From Deseret News archives:
Huntsman's charity sets him apart
Huntsman, 63, is chairman of the largest privately held petrochemical corporation in the world, Huntsman Corp., which has 121 facilities in 44 countries. Forbes magazine lists him as the 47th richest man alive, worth $6.6 billion.
Huntsman calls heads of state and leading corporate giants his friends. He is one of the few Utahns to have had a private audience with Pope John Paul II. Former British Prime Minister Margaret Thatcher has stayed at his Deer Valley retreat.
While it is Huntsman's wealth that makes him unique among Utahns, even Americans, it is his charitable giving that puts him in the ranks of the state's most influential people.
Huntsman said he's surprised to find himself in the newspaper's top three with LDS Church President Gordon B. Hinckley and Gov. Mike Leavitt. He said he can see how President Hinckley and Leavitt got there the leader of the dominant religion and the governor.
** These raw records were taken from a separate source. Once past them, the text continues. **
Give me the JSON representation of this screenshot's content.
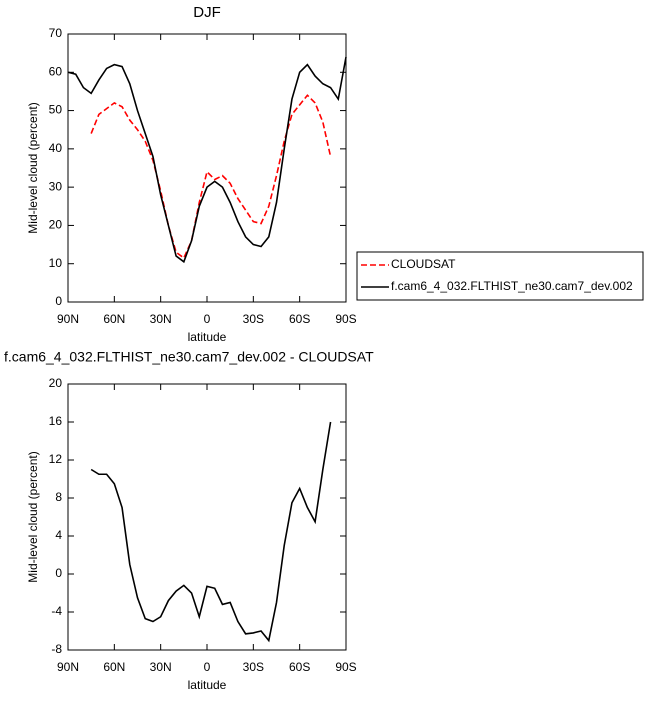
{
  "chart_data": [
    {
      "type": "line",
      "title": "DJF",
      "x_label": "latitude",
      "y_label": "Mid-level cloud (percent)",
      "x": [
        90,
        85,
        80,
        75,
        70,
        65,
        60,
        55,
        50,
        45,
        40,
        35,
        30,
        25,
        20,
        15,
        10,
        5,
        0,
        -5,
        -10,
        -15,
        -20,
        -25,
        -30,
        -35,
        -40,
        -45,
        -50,
        -55,
        -60,
        -65,
        -70,
        -75,
        -80,
        -85,
        -90
      ],
      "series": [
        {
          "name": "CLOUDSAT",
          "color": "#ff0000",
          "line_style": "dashed",
          "values": [
            null,
            null,
            null,
            44,
            49,
            50.5,
            52,
            51,
            47.5,
            45,
            42,
            37,
            29,
            20,
            13,
            11.5,
            16,
            26,
            34,
            32,
            33,
            31,
            27,
            24,
            21,
            20.5,
            25,
            33,
            42,
            49,
            51.5,
            54,
            52,
            47,
            38,
            null,
            null
          ]
        },
        {
          "name": "f.cam6_4_032.FLTHIST_ne30.cam7_dev.002",
          "color": "#000000",
          "line_style": "solid",
          "values": [
            60,
            59.5,
            56,
            54.5,
            58,
            61,
            62,
            61.5,
            57,
            50,
            44,
            38,
            28,
            20,
            12,
            10.5,
            16,
            25,
            30,
            31.5,
            30,
            26,
            21,
            17,
            15,
            14.5,
            17,
            26,
            40,
            53,
            60,
            62,
            59,
            57,
            56,
            53,
            64
          ]
        }
      ],
      "xlim": [
        90,
        -90
      ],
      "xticks": [
        {
          "value": 90,
          "label": "90N"
        },
        {
          "value": 60,
          "label": "60N"
        },
        {
          "value": 30,
          "label": "30N"
        },
        0,
        {
          "value": -30,
          "label": "30S"
        },
        {
          "value": -60,
          "label": "60S"
        },
        {
          "value": -90,
          "label": "90S"
        }
      ],
      "ylim": [
        0,
        70
      ],
      "yticks": [
        0,
        10,
        20,
        30,
        40,
        50,
        60,
        70
      ],
      "legend": "right"
    },
    {
      "type": "line",
      "title": "f.cam6_4_032.FLTHIST_ne30.cam7_dev.002 - CLOUDSAT",
      "x_label": "latitude",
      "y_label": "Mid-level cloud (percent)",
      "x": [
        90,
        85,
        80,
        75,
        70,
        65,
        60,
        55,
        50,
        45,
        40,
        35,
        30,
        25,
        20,
        15,
        10,
        5,
        0,
        -5,
        -10,
        -15,
        -20,
        -25,
        -30,
        -35,
        -40,
        -45,
        -50,
        -55,
        -60,
        -65,
        -70,
        -75,
        -80,
        -85,
        -90
      ],
      "values": [
        null,
        null,
        null,
        11,
        10.5,
        10.5,
        9.5,
        7,
        1,
        -2.5,
        -4.7,
        -5,
        -4.5,
        -2.8,
        -1.8,
        -1.2,
        -2,
        -4.5,
        -1.3,
        -1.5,
        -3.2,
        -3,
        -5,
        -6.3,
        -6.2,
        -6,
        -7,
        -3,
        3,
        7.5,
        9,
        7,
        5.5,
        11,
        16,
        null,
        null
      ],
      "color": "#000000",
      "xlim": [
        90,
        -90
      ],
      "xticks": [
        {
          "value": 90,
          "label": "90N"
        },
        {
          "value": 60,
          "label": "60N"
        },
        {
          "value": 30,
          "label": "30N"
        },
        0,
        {
          "value": -30,
          "label": "30S"
        },
        {
          "value": -60,
          "label": "60S"
        },
        {
          "value": -90,
          "label": "90S"
        }
      ],
      "ylim": [
        -8,
        20
      ],
      "yticks": [
        -8,
        -4,
        0,
        4,
        8,
        12,
        16,
        20
      ]
    }
  ]
}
Candor "doesn't necessarily translate into any influence or power per se," notes Huntsman.
But money and connections do.
Huntsman, his wife, Karen, and their nine children have donated $350 million to various causes in the state, he notes. Time magazine listed Huntsman last year as the sixth-largest philanthropist in the United States.
Huntsman's leading effort is the Huntsman Cancer Institute at the University of Utah Medical Center.
Both of Huntsman's parents died of the disease and he has survived two episodes of it himself. Huntsman plans to build a cancer hospital next to the institute, which sits about a mile away from his corporation's headquarters, high on the city's eastern foothills.
But his touch is felt in many other areas: the annual Huntsman World Senior Games in St. George, the Huntsman Awards for Excellence in Education that annually give 10 Utah teachers $10,000 each, homeless shelters, sanctuaries for abused women and children, to name a few.